La poésie de Destroyer est sonore, ne l’oublions pas, et elle est là mue par le nouveau perpétuel. La linéarité aveugle ? La vie ne serait que paliers perdus ? La question à peine posée… Et elle est là, la fébrilité des Mélomanes, moins sur les écrits que sur l’ïnouï évidemment : où le son de Destroyer est-il allé cette fois-ci ? C’est que nous étions passés du lo-fi We’ll Build Them a Golden Bridge au glam rock de Streethawk : a Seduction, puis du du folk rock noisy de This Night aux symphonies synthétiques de Your Blues. Ici Trouble in Dreams : belle déception. Destroyer creuse à peu près le même sillon que sur le précédent Destroyer’s Rubies, à savoir une sorte de piano-prog-rock d’influence 70’s. Dommage, ce n’est pas là que le groupe était le plus pertinent.

Dan Béjar se situerait donc dans une démarche contraire à celle de Leonard Cohen, pour qui la guitare n’était au départ qu’un prétexte au verbe, mais qui a finit par s’impliquer plus encore dans la mise en musique. Dans Trouble in Dreams, Destroyer semble avoir asséché la composition et tourné le dos au radicalisme sonore des précédents opus, aux partis pris extrêmement marqués. On écoute alors parfois un groupe qui chercherait à avoir des idées, qui malheureusement ne fonctionnent que rarement. Plus triste, l’emphase qui apparaît sur Shooting Rockets (From the Desk of Night’s Ape) va se révéler indigeste et énervante en fin d’album (les quasiment inaudibles Leopard of Honor et Plaza Trinidad). L’auditeur se retrouve ainsi immergé dans un ensemble dont il peine à sentir la consistance. Il se raccroche à quelques mélodies, à de belles nappes de synthé (revenues de Your Blues), à la délicatesse de Blue Flower / Blue Flame, aux cavalcades de Dark Leaves Form a Thread, à l’outro de Foam Hands ou à l’intro de My Favourite Year. Ces quelques réussites lui retiendront une attention certes émue mais pas éblouie. Pour le reste, Destroyer n’est tout simplement pas parvenu à mettre en forme ses chansons. On regrette alors, profondément, les derniers joyaux de Béjar au sein de The New Pornographers : Myriad Harbour, Entering White Cecilia et The Spirit of Giving sur Challengers. Ces pop-songs renversantes, produites au pinceau fin, avaient laissé augurer du meilleur, surtout auprès des admirateurs passionnés du canadien.

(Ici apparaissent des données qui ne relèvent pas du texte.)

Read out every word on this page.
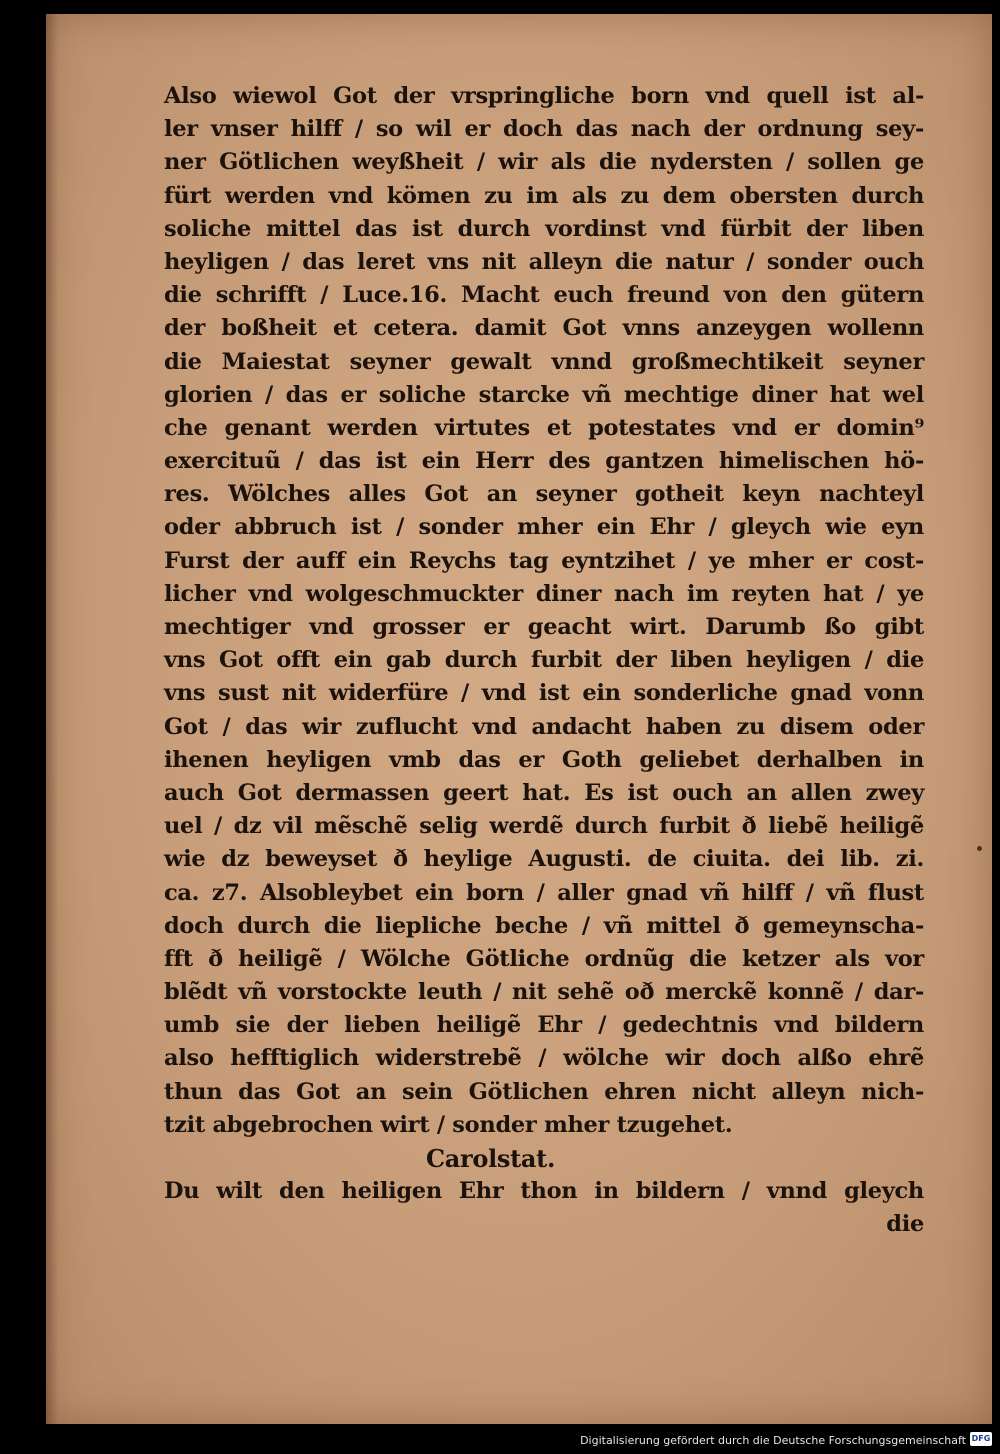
Also wiewol Got der vrspringliche born vnd quell ist al-
ler vnser hilff / so wil er doch das nach der ordnung sey-
ner Götlichen weyßheit / wir als die nydersten / sollen ge
fürt werden vnd kömen zu im als zu dem obersten durch
soliche mittel das ist durch vordinst vnd fürbit der liben
heyligen / das leret vns nit alleyn die natur / sonder ouch
die schrifft / Luce.16. Macht euch freund von den gütern
der boßheit et cetera. damit Got vnns anzeygen wollenn
die Maiestat seyner gewalt vnnd großmechtikeit seyner
glorien / das er soliche starcke vñ mechtige diner hat wel
che genant werden virtutes et potestates vnd er domin⁹
exercituũ / das ist ein Herr des gantzen himelischen hö-
res. Wölches alles Got an seyner gotheit keyn nachteyl
oder abbruch ist / sonder mher ein Ehr / gleych wie eyn
Furst der auff ein Reychs tag eyntzihet / ye mher er cost-
licher vnd wolgeschmuckter diner nach im reyten hat / ye
mechtiger vnd grosser er geacht wirt. Darumb ßo gibt
vns Got offt ein gab durch furbit der liben heyligen / die
vns sust nit widerfüre / vnd ist ein sonderliche gnad vonn
Got / das wir zuflucht vnd andacht haben zu disem oder
ihenen heyligen vmb das er Goth geliebet derhalben in
auch Got dermassen geert hat. Es ist ouch an allen zwey
uel / dz vil mẽschẽ selig werdẽ durch furbit ð liebẽ heiligẽ
wie dz beweyset ð heylige Augusti. de ciuita. dei lib. zi.
ca. z7. Alsobleybet ein born / aller gnad vñ hilff / vñ flust
doch durch die liepliche beche / vñ mittel ð gemeynscha-
fft ð heiligẽ / Wölche Götliche ordnũg die ketzer als vor
blẽdt vñ vorstockte leuth / nit sehẽ oð merckẽ konnẽ / dar-
umb sie der lieben heiligẽ Ehr / gedechtnis vnd bildern
also hefftiglich widerstrebẽ / wölche wir doch alßo ehrẽ
thun das Got an sein Götlichen ehren nicht alleyn nich-
tzit abgebrochen wirt / sonder mher tzugehet.
Carolstat.
Du wilt den heiligen Ehr thon in bildern / vnnd gleych
die
Digitalisierung gefördert durch die Deutsche Forschungsgemeinschaft DFG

Mais cette fois-ci, entre le clair et l’obscur, Destroyer a préféré le flou, qui donne à vrai dire bien mal à la tête. Et déformer ainsi les contours des chansons n’a contribué, au-delà sûrement de l’effet recherché, qu’à les rendre impuissantes et inexpressives. Non, pas un mauvais disque en soi, c’est juste qu’à côté des crêtes sauvages, impressionnantes de splendeur, que sont This Night et Your Blues, les vallées cultivées de Trouble in Dreams font bien pâle figure.


En bref : Destroyer, pourtant fins et doués, négligent la mise en musique des grands textes de Daniel Béjar.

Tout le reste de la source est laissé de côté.